Nine in ten agents ‘rely on their own instincts’ to sniff out money laundering

Almost six out of ten estate agents believe that money laundering is not a problem in their area – and almost nine in ten say it is enough to rely on their instincts.

The findings are in new research from iamproperty, which is entering the anti-money laundering compliance market.

Questioning 150 agents, it found that 88% believe that their instincts alone can detect money laundering.

The four most common red flags are: sellers reluctant to provide ID documents and proof that they own the property; purchase funds coming from an unknown source; cash buyers; sellers who have bought six months ago and are looking to sell again, even at a reduced price.

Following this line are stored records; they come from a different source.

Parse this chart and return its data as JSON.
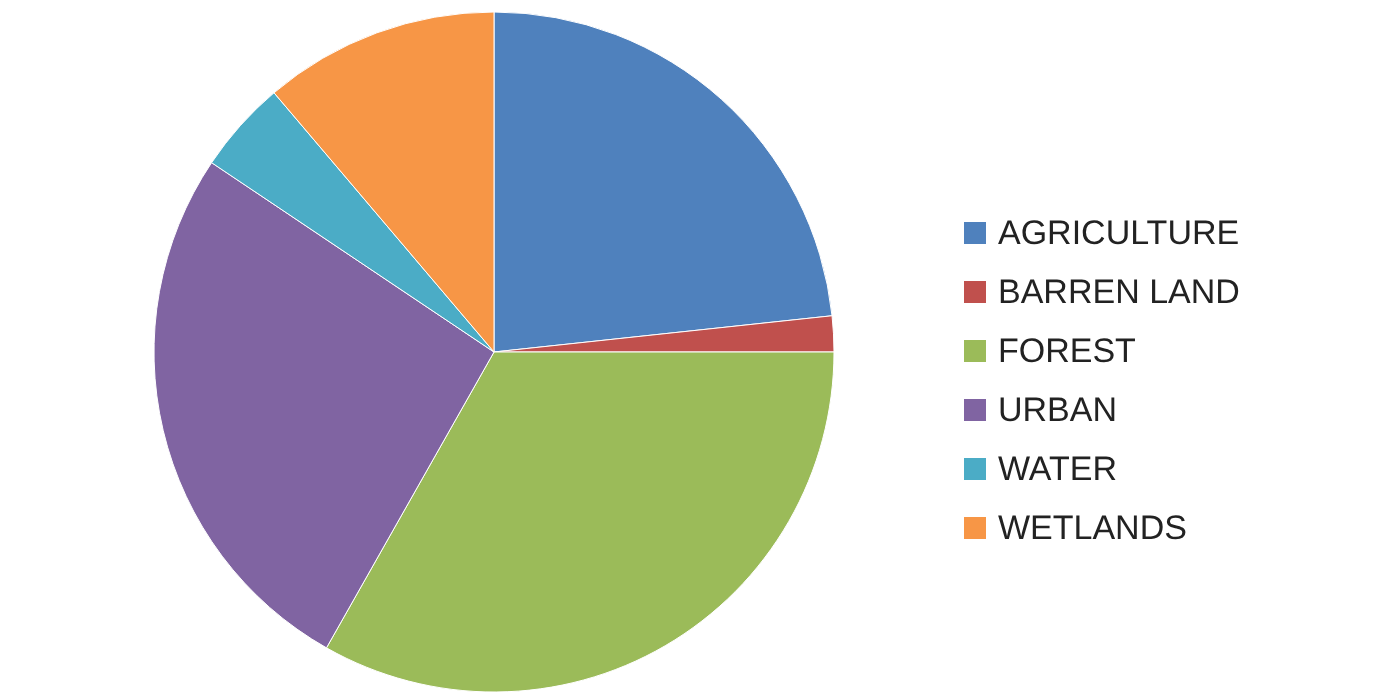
{
  "chart_data": {
    "type": "pie",
    "categories": [
      "AGRICULTURE",
      "BARREN LAND",
      "FOREST",
      "URBAN",
      "WATER",
      "WETLANDS"
    ],
    "values": [
      23.3,
      1.7,
      33.2,
      26.2,
      4.4,
      11.2
    ],
    "colors": [
      "#4f81bd",
      "#c0504d",
      "#9bbb59",
      "#8064a2",
      "#4bacc6",
      "#f79646"
    ],
    "legend": "right"
  }
}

The research also found that 42% of agents would not continue with a full AML check if speed were essential to the sale, if they knew the buyer, or if the agent did not think it necessary.

Iamproperty created a ‘smell the difference’ campaign.

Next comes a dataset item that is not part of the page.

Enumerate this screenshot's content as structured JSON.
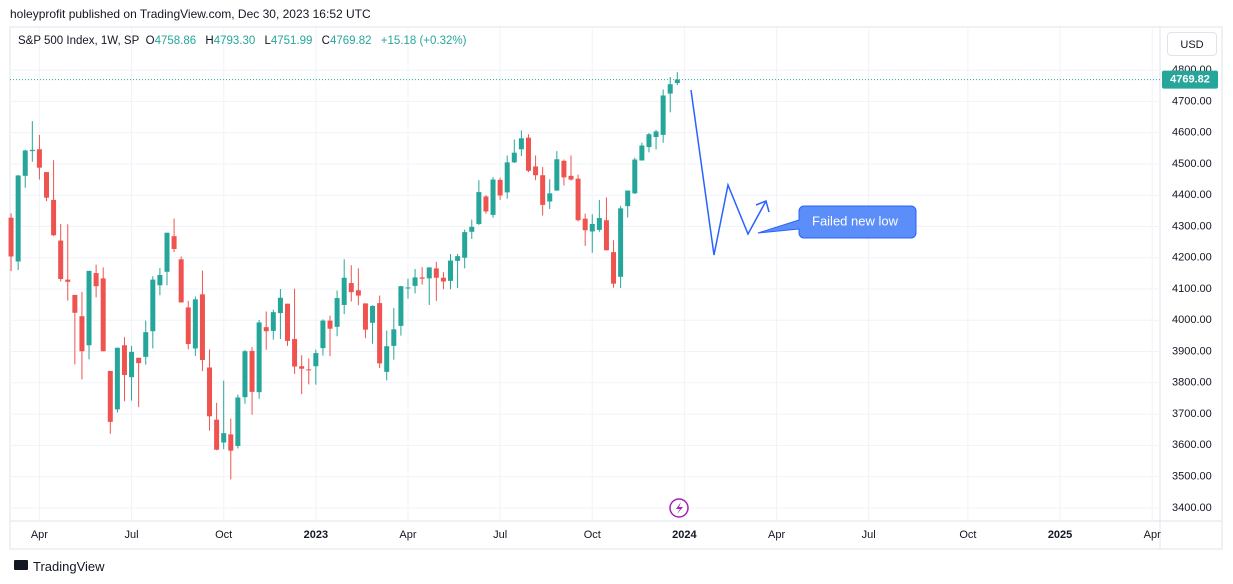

It took over a billboard in London infused with the smell of money (created with a perfumer) and asked invited estate agents together with passers-by to grab a banknote to see if they could smell the difference between the laundered and regular “cash”.

The answer of course being that there is no difference, and agents can no longer rely on their senses to sniff out money laundering.

The boarding is still up, in Blackfriars Road, but the “money” has had to be removed due to high winds.